Изменить стиль страницы

Однако нагота двусмысленна, ибо нагое тело — тот же соблазн, та же безнравственность. Соблазн наготы ощутим в описании облика Иоанна Большого Колпака, прозванием Водоносец: «Положив на тело свое кресты с веригами железными, а на верху главы своея колпак великий и тяжкий носяше, и у рук своих на перстех колца и перстни медяные и четки дровяные носяще, и терпением своим тело свое сокрушая, Христу работая и злыя же темныя духи отгоняя, и у тайных уд своих колца медные ношаше». °C течением времени иконография «прикрывает» Василия Нагого. Более поздними иконописными подлинниками предусматривается препоясание чресл: «Наг, на чреслах плат, прижат левой рукой, правая к груди».
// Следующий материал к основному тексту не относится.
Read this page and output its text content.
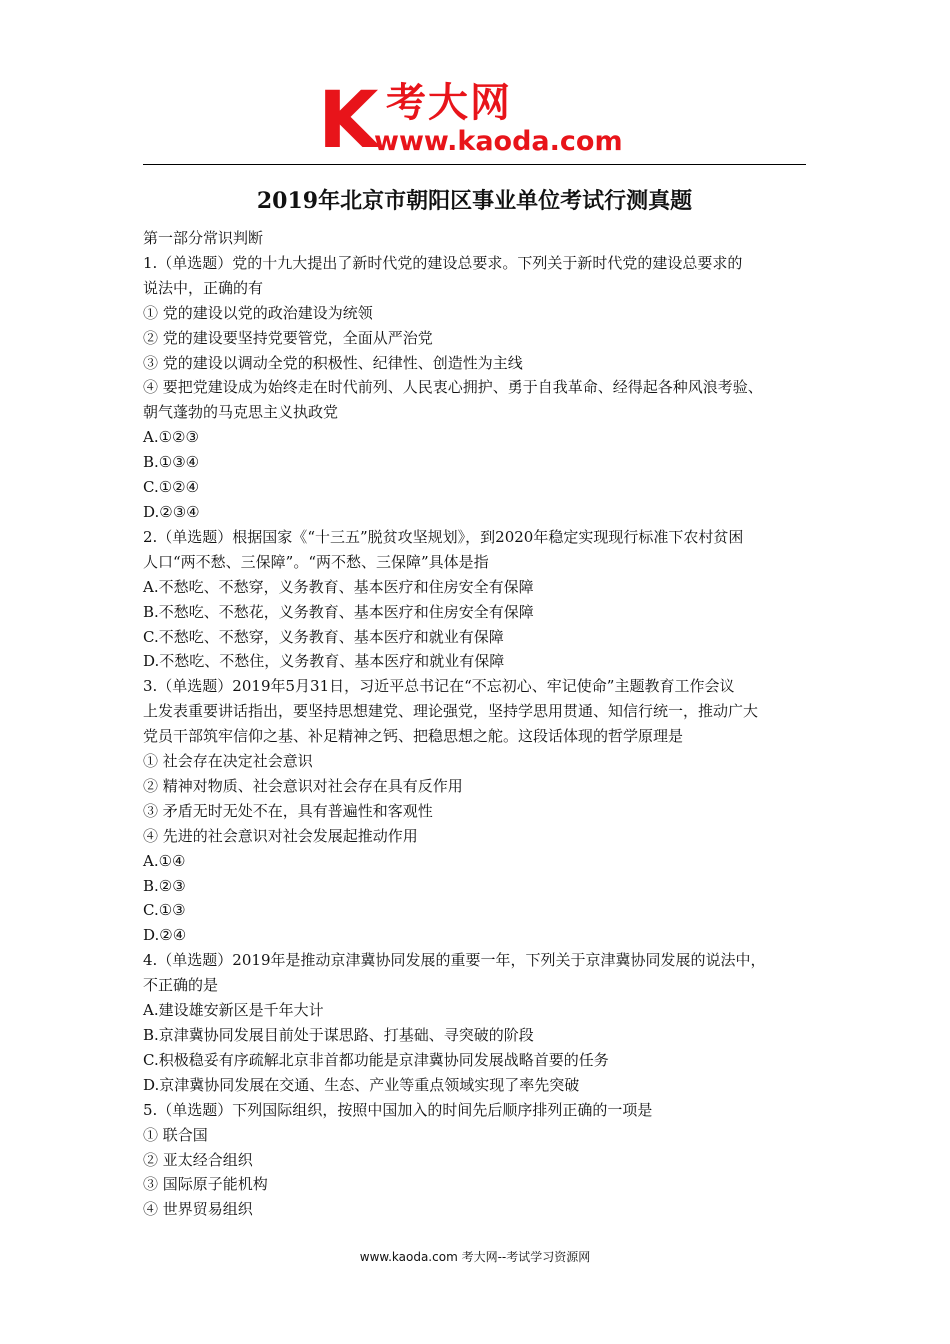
K 考大网
www.kaoda.com
2019年北京市朝阳区事业单位考试行测真题
第一部分常识判断
1.（单选题）党的十九大提出了新时代党的建设总要求。下列关于新时代党的建设总要求的
说法中，正确的有
① 党的建设以党的政治建设为统领
② 党的建设要坚持党要管党，全面从严治党
③ 党的建设以调动全党的积极性、纪律性、创造性为主线
④ 要把党建设成为始终走在时代前列、人民衷心拥护、勇于自我革命、经得起各种风浪考验、
朝气蓬勃的马克思主义执政党
A.①②③
B.①③④
C.①②④
D.②③④
2.（单选题）根据国家《“十三五”脱贫攻坚规划》，到2020年稳定实现现行标准下农村贫困
人口“两不愁、三保障”。“两不愁、三保障”具体是指
A.不愁吃、不愁穿，义务教育、基本医疗和住房安全有保障
B.不愁吃、不愁花，义务教育、基本医疗和住房安全有保障
C.不愁吃、不愁穿，义务教育、基本医疗和就业有保障
D.不愁吃、不愁住，义务教育、基本医疗和就业有保障
3.（单选题）2019年5月31日，习近平总书记在“不忘初心、牢记使命”主题教育工作会议
上发表重要讲话指出，要坚持思想建党、理论强党，坚持学思用贯通、知信行统一，推动广大
党员干部筑牢信仰之基、补足精神之钙、把稳思想之舵。这段话体现的哲学原理是
① 社会存在决定社会意识
② 精神对物质、社会意识对社会存在具有反作用
③ 矛盾无时无处不在，具有普遍性和客观性
④ 先进的社会意识对社会发展起推动作用
A.①④
B.②③
C.①③
D.②④
4.（单选题）2019年是推动京津冀协同发展的重要一年，下列关于京津冀协同发展的说法中，
不正确的是
A.建设雄安新区是千年大计
B.京津冀协同发展目前处于谋思路、打基础、寻突破的阶段
C.积极稳妥有序疏解北京非首都功能是京津冀协同发展战略首要的任务
D.京津冀协同发展在交通、生态、产业等重点领域实现了率先突破
5.（单选题）下列国际组织，按照中国加入的时间先后顺序排列正确的一项是
① 联合国
② 亚太经合组织
③ 国际原子能机构
④ 世界贸易组织
www.kaoda.com 考大网--考试学习资源网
Нагота — символ души. Так ее понимал Савва Новый, так ее понимали и древнерусские агиографы, которые твердят, что юродивый ангельски бесплотен. Но одновременно нагота олицетворяет злую волю, бесовство, грех. В средневековых гротескных представлениях дьявол всегда является нагим. Заголяется и шут, дурак, который, с точки зрения церкви, также воплощает в себе бесовскую стихию. Следовательно, нагота юродивого опять-таки «двоесмысленна». Этот «костюм» лицедея, как и его поступки, (давал возможность выбора, для одних был соблазном, для других — спасением. Чтобы примирить наготу «Христа ради» и очевидный соблазн, проистекающий от созерцания обнаженной плоти, юродивые пользуются паллиативами, например носят набедренную повязку. Однако совершенно очевидно, что многие детали их костюма никак не связаны с этой паллиативной функцией. Таков «колпак великий и тяжкий» Иоанна Водоносца, таковы медные кольца на его «тайных удах». Это, вне всякого сомнения, актерские атрибуты. Юродивый никого не играет, он изображает самого себя. Юродивый — это актер sui generis, как клоун или конферансье. Костюм юродивого должен прежде всего подчеркивать его особность, непохожесть, выделять его из толпы. Отсюда разнообразие костюмов юродивых, которые удовлетворяют только одному условию — они обязательно экстравагантны.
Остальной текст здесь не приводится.